I have a PCollection which holds KV and has only one key-value, the key has no meaning and the value holds an Iterable of KVs. The key of this inner KV is a number and the value of this KV is an Iterable of Strings. The PCollection is defined like this:
我有一个PCollection,它持有KV并且只有一个键值,键没有任何意义,值保持一个可转换的KV。这个内部KV的关键是一个数字,这个KV的值是一个Iterable of Strings。 PCollection的定义如下:
PCollection<KV<String, Iterable<KV<Long, Iterable<String>>>>>
I want to write to a file on a single machine : sorted by the number, for each number and for each string in that number, a row in the file.
我想写一台机器上的文件:按数字排序,每个数字和该数字中的每个字符串,文件中的一行。
Using this PCollection I can have a ParDo that receives in it's processElement method all the numbers and their strings. Now I can sort by number, iterate the numbers, for each number iterate the strings and output the string and number to the output collection.
使用这个PCollection我可以有一个ParDo,它在其processElement方法中接收所有数字及其字符串。现在我可以按数字排序,迭代数字,每个数字迭代字符串并输出字符串和数字到输出集合。
However, when I write this collection to a file like this:
但是,当我将此集合写入这样的文件时:
outputCollection.apply(TextIO.Write.withoutSharding().to(options.getOutputFilePath()));
The strings are not written sorted by the number, it seems the write is done in parallel even though it is done locally on a single machine. Even though I inserted the "number : string" into the output collection sorted according to the number, in the file I see the numbers mixed up.
字符串不是按编号排序的,似乎写入是并行完成的,即使它是在一台机器上本地完成的。

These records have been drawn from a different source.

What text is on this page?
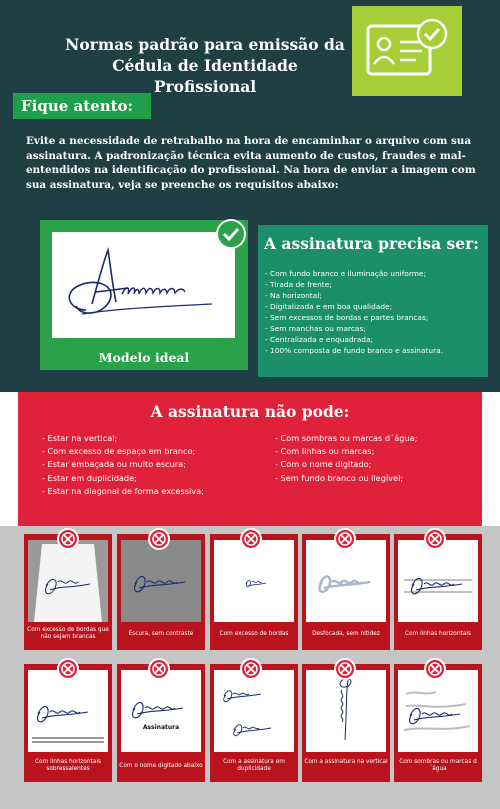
Normas padrão para emissão da
Cédula de Identidade Profissional
Fique atento:
Evite a necessidade de retrabalho na hora de encaminhar o arquivo com sua assinatura. A padronização técnica evita aumento de custos, fraudes e mal-entendidos na identificação do profissional. Na hora de enviar a imagem com sua assinatura, veja se preenche os requisitos abaixo:
Modelo ideal
A assinatura precisa ser:
- Com fundo branco e iluminação uniforme;
- Tirada de frente;
- Na horizontal;
- Digitalizada e em boa qualidade;
- Sem excessos de bordas e partes brancas;
- Sem manchas ou marcas;
- Centralizada e enquadrada;
- 100% composta de fundo branco e assinatura.
A assinatura não pode:
- Estar na vertical;
- Com excesso de espaço em branco;
- Estar embaçada ou muito escura;
- Estar em duplicidade;
- Estar na diagonal de forma excessiva;
- Com sombras ou marcas d´água;
- Com linhas ou marcas;
- Com o nome digitado;
- Sem fundo branco ou ilegível;
Com excesso de bordas que não sejam brancas
Escura, sem contraste	Com excesso de bordas	Desfocada, sem nitidez	Com linhas horizontais
Com linhas horizontais sobressalentes
Assinatura
Com o nome digitado abaixo
Com a assinatura em duplicidade
Com a assinatura na vertical	Com sombras ou marcas d´água
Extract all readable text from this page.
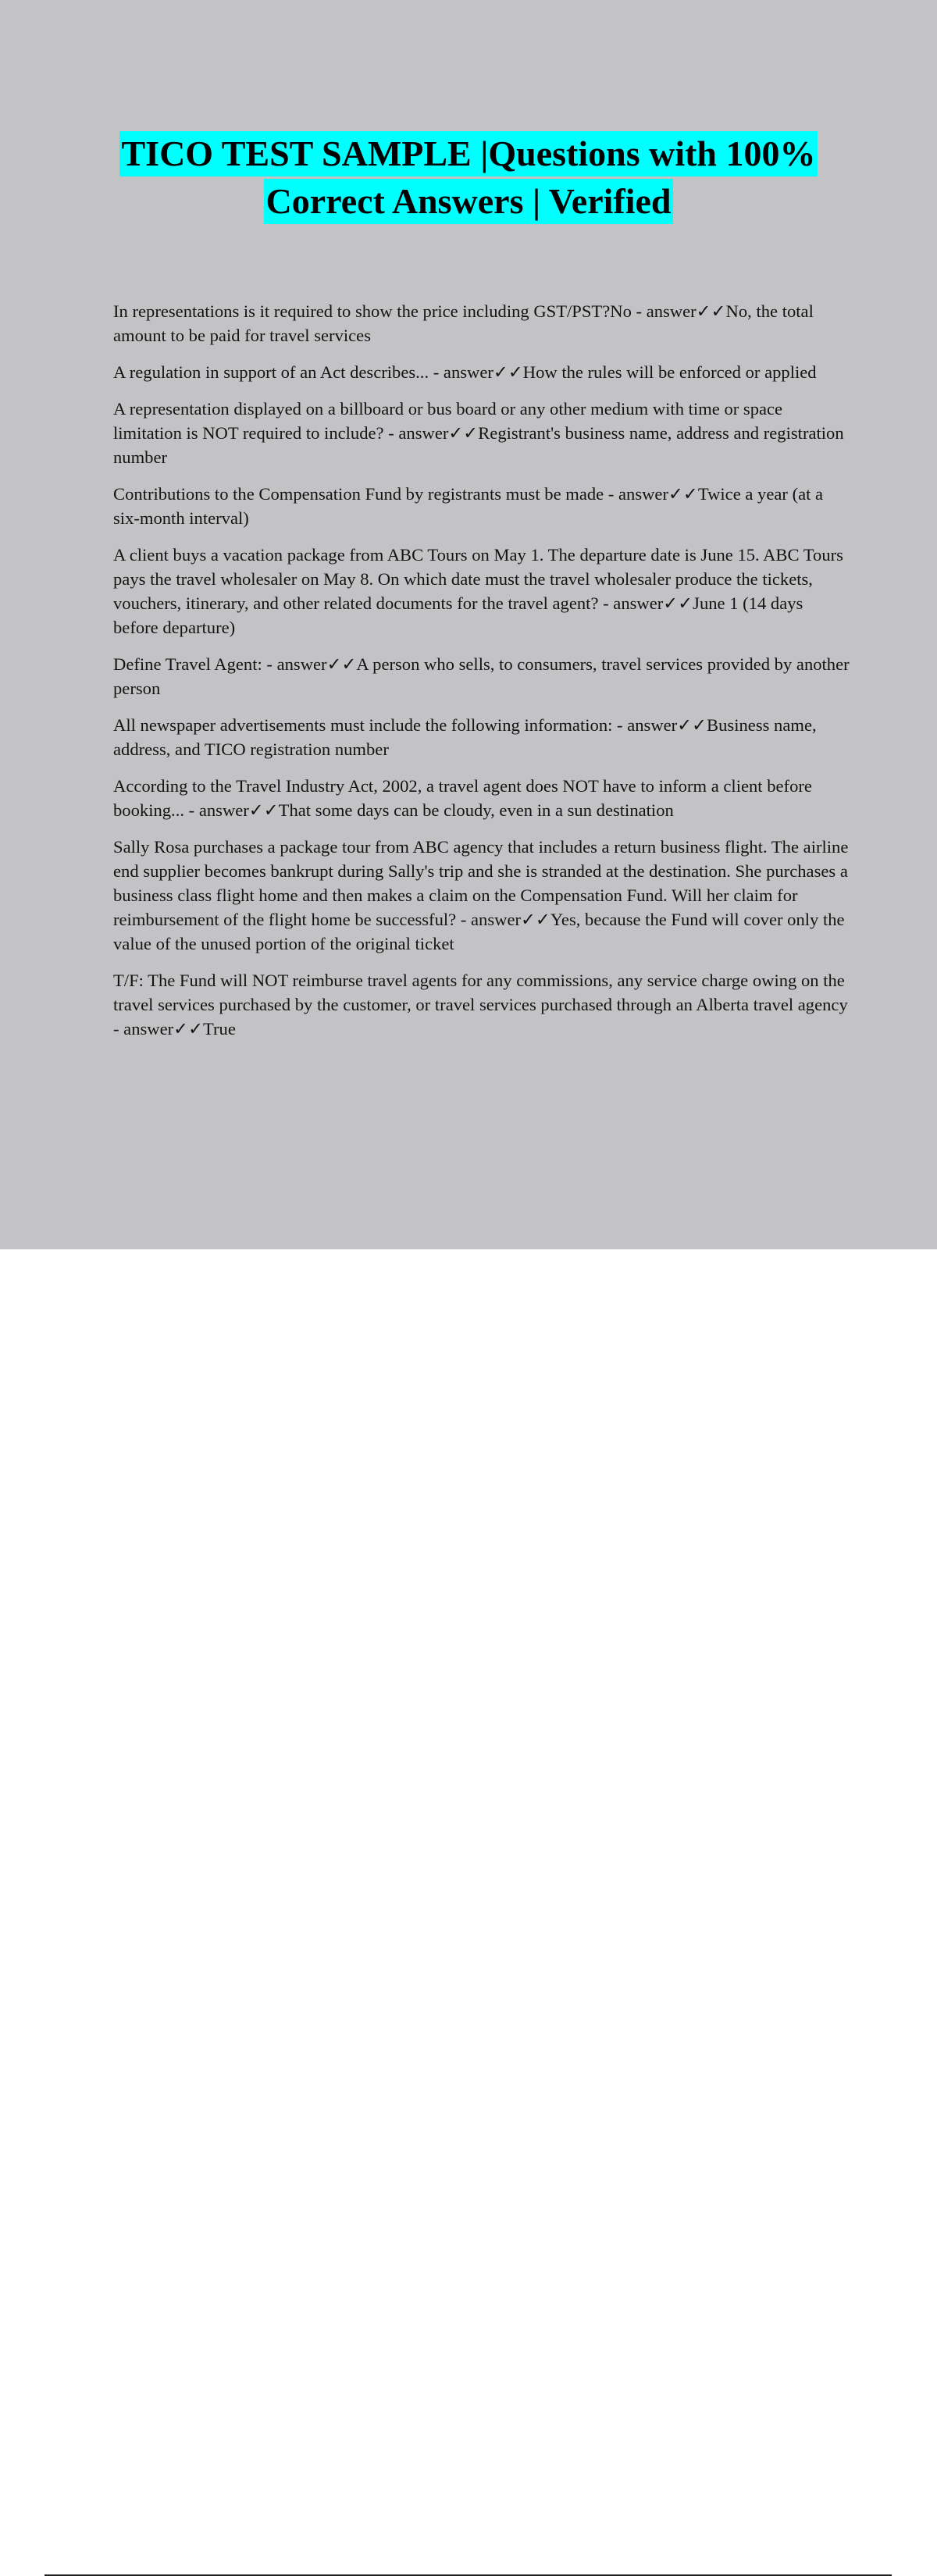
TICO TEST SAMPLE |Questions with 100%
Correct Answers | Verified

In representations is it required to show the price including GST/PST?No - answer✓✓No, the total amount to be paid for travel services

A regulation in support of an Act describes... - answer✓✓How the rules will be enforced or applied

A representation displayed on a billboard or bus board or any other medium with time or space limitation is NOT required to include? - answer✓✓Registrant's business name, address and registration number

Contributions to the Compensation Fund by registrants must be made - answer✓✓Twice a year (at a six-month interval)

A client buys a vacation package from ABC Tours on May 1. The departure date is June 15. ABC Tours pays the travel wholesaler on May 8. On which date must the travel wholesaler produce the tickets, vouchers, itinerary, and other related documents for the travel agent? - answer✓✓June 1 (14 days before departure)

Define Travel Agent: - answer✓✓A person who sells, to consumers, travel services provided by another person

All newspaper advertisements must include the following information: - answer✓✓Business name, address, and TICO registration number

According to the Travel Industry Act, 2002, a travel agent does NOT have to inform a client before booking... - answer✓✓That some days can be cloudy, even in a sun destination

Sally Rosa purchases a package tour from ABC agency that includes a return business flight. The airline end supplier becomes bankrupt during Sally's trip and she is stranded at the destination. She purchases a business class flight home and then makes a claim on the Compensation Fund. Will her claim for reimbursement of the flight home be successful? - answer✓✓Yes, because the Fund will cover only the value of the unused portion of the original ticket

T/F: The Fund will NOT reimburse travel agents for any commissions, any service charge owing on the travel services purchased by the customer, or travel services purchased through an Alberta travel agency - answer✓✓True
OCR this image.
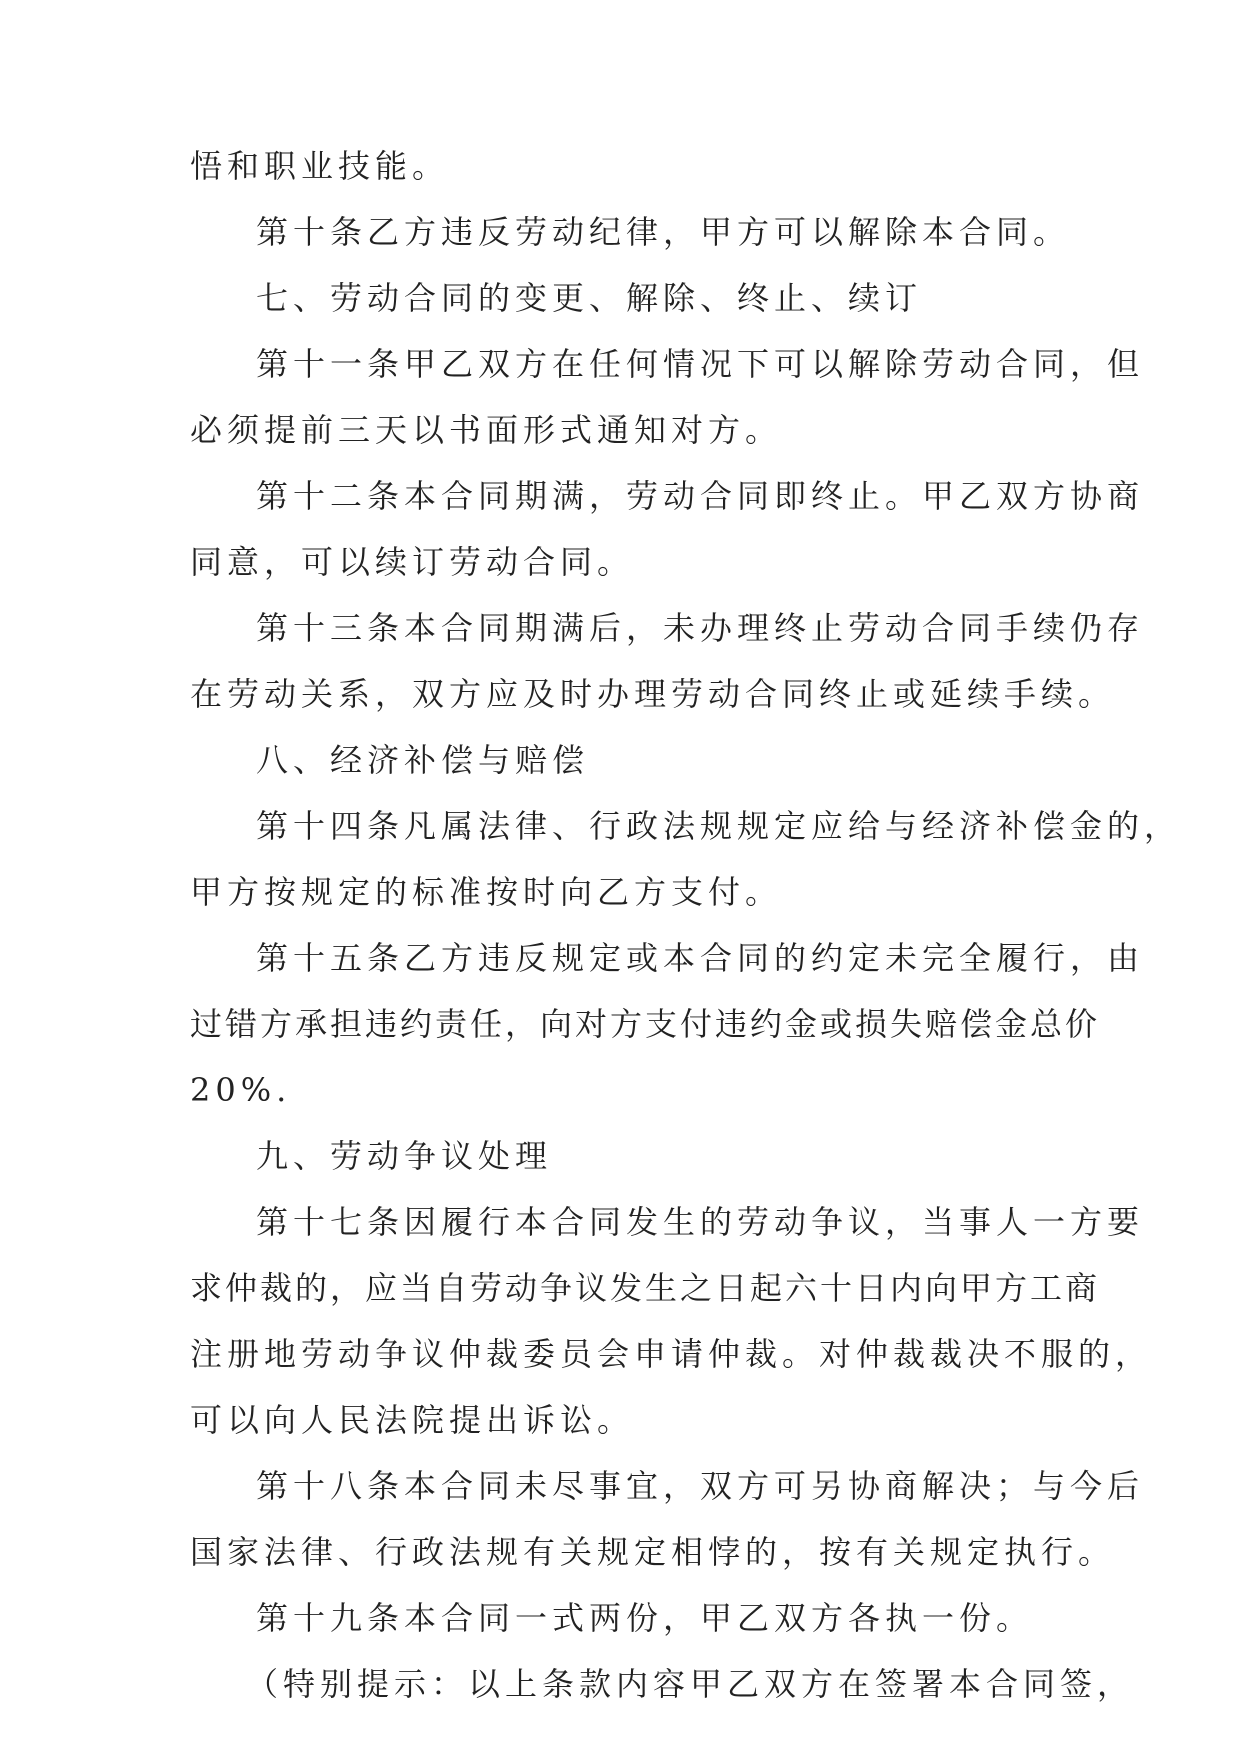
悟和职业技能。
第十条乙方违反劳动纪律，甲方可以解除本合同。
七、劳动合同的变更、解除、终止、续订
第十一条甲乙双方在任何情况下可以解除劳动合同，但
必须提前三天以书面形式通知对方。
第十二条本合同期满，劳动合同即终止。甲乙双方协商
同意，可以续订劳动合同。
第十三条本合同期满后，未办理终止劳动合同手续仍存
在劳动关系，双方应及时办理劳动合同终止或延续手续。
八、经济补偿与赔偿
第十四条凡属法律、行政法规规定应给与经济补偿金的，
甲方按规定的标准按时向乙方支付。
第十五条乙方违反规定或本合同的约定未完全履行，由
过错方承担违约责任，向对方支付违约金或损失赔偿金总价
20%.
九、劳动争议处理
第十七条因履行本合同发生的劳动争议，当事人一方要
求仲裁的，应当自劳动争议发生之日起六十日内向甲方工商
注册地劳动争议仲裁委员会申请仲裁。对仲裁裁决不服的，
可以向人民法院提出诉讼。
第十八条本合同未尽事宜，双方可另协商解决；与今后
国家法律、行政法规有关规定相悖的，按有关规定执行。
第十九条本合同一式两份，甲乙双方各执一份。
（特别提示：以上条款内容甲乙双方在签署本合同签，
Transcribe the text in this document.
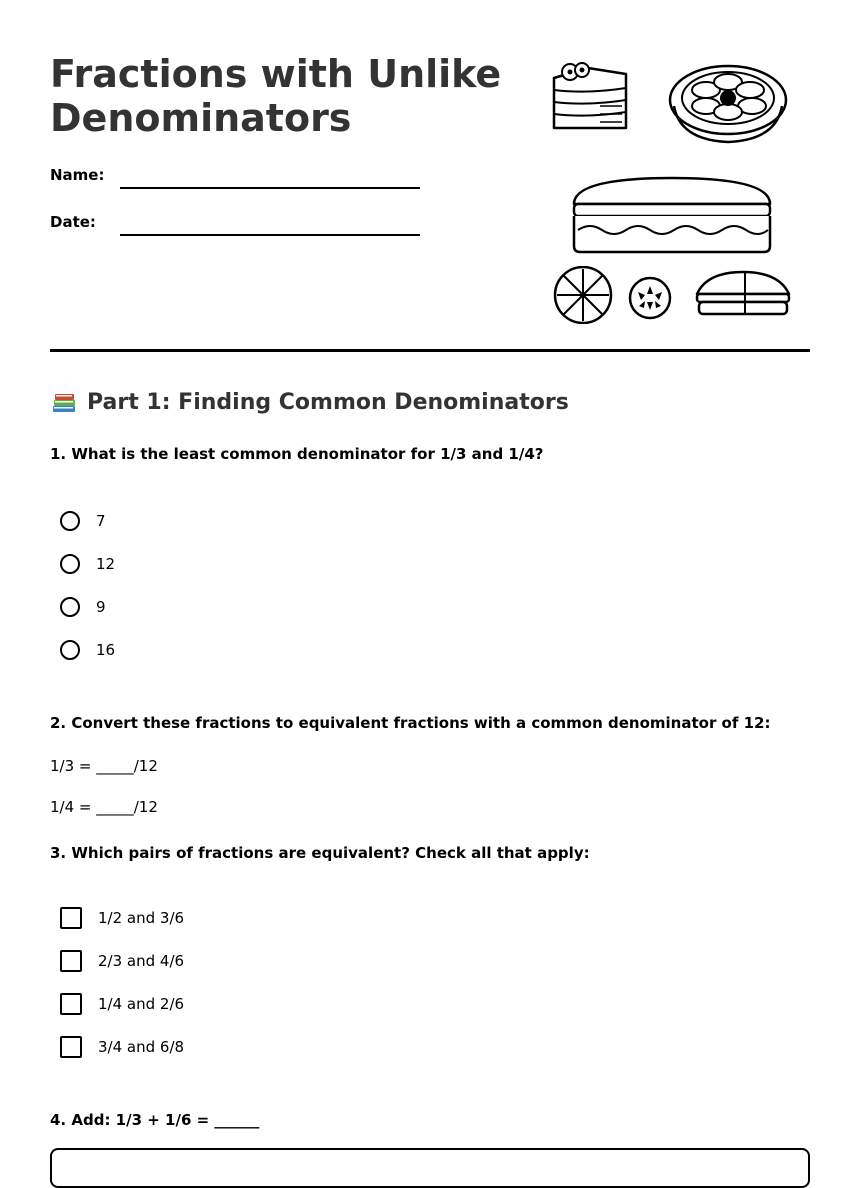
Fractions with Unlike
Denominators
Name:
Date:
Part 1: Finding Common Denominators
1. What is the least common denominator for 1/3 and 1/4?
7
12
9
16
2. Convert these fractions to equivalent fractions with a common denominator of 12:
1/3 = _____/12
1/4 = _____/12
3. Which pairs of fractions are equivalent? Check all that apply:
1/2 and 3/6
2/3 and 4/6
1/4 and 2/6
3/4 and 6/8
4. Add: 1/3 + 1/6 = ______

即使我将“number:string”插入到根据数字排序的输出集合中,在文件中我看到数字混合了。
How can I control the order in which the TextIO.Write writes the records? Can I tell it to run in a single thread and use the order the elements were inserted to the PCollection?
如何控制TextIO.Write写入记录的顺序?我可以告诉它在单个线程中运行并使用元素插入PCollection的顺序吗?
thanks
谢谢
1 个解决方案
#1
1
The elements in a PCollection are unordered. This is closely related to the fact that all elements in a PCollection may be processed on different machines, and ordering between machines would be difficult.
PCollection中的元素是无序的。这与PCollection中的所有元素可以在不同的机器上处理,并且机器之间的排序将是困难的事实密切相关。
If you know that all of the data for a specific key fits on one machine, you could output a single element containing all the values, and then create a custom sink that writes that to a file.
如果您知道特定键的所有数据都适合一台计算机,则可以输出包含所有值的单个元素,然后创建一个将其写入文件的自定义接收器。
#1
1
The elements in a PCollection are unordered. This is closely related to the fact that all elements in a PCollection may be processed on different machines, and ordering between machines would be difficult.
PCollection中的元素是无序的。这与PCollection中的所有元素可以在不同的机器上处理,并且机器之间的排序将是困难的事实密切相关。
If you know that all of the data for a specific key fits on one machine, you could output a single element containing all the values, and then create a custom sink that writes that to a file.
如果您知道特定键的所有数据都适合一台计算机,则可以输出包含所有值的单个元素,然后创建一个将其写入文件的自定义接收器。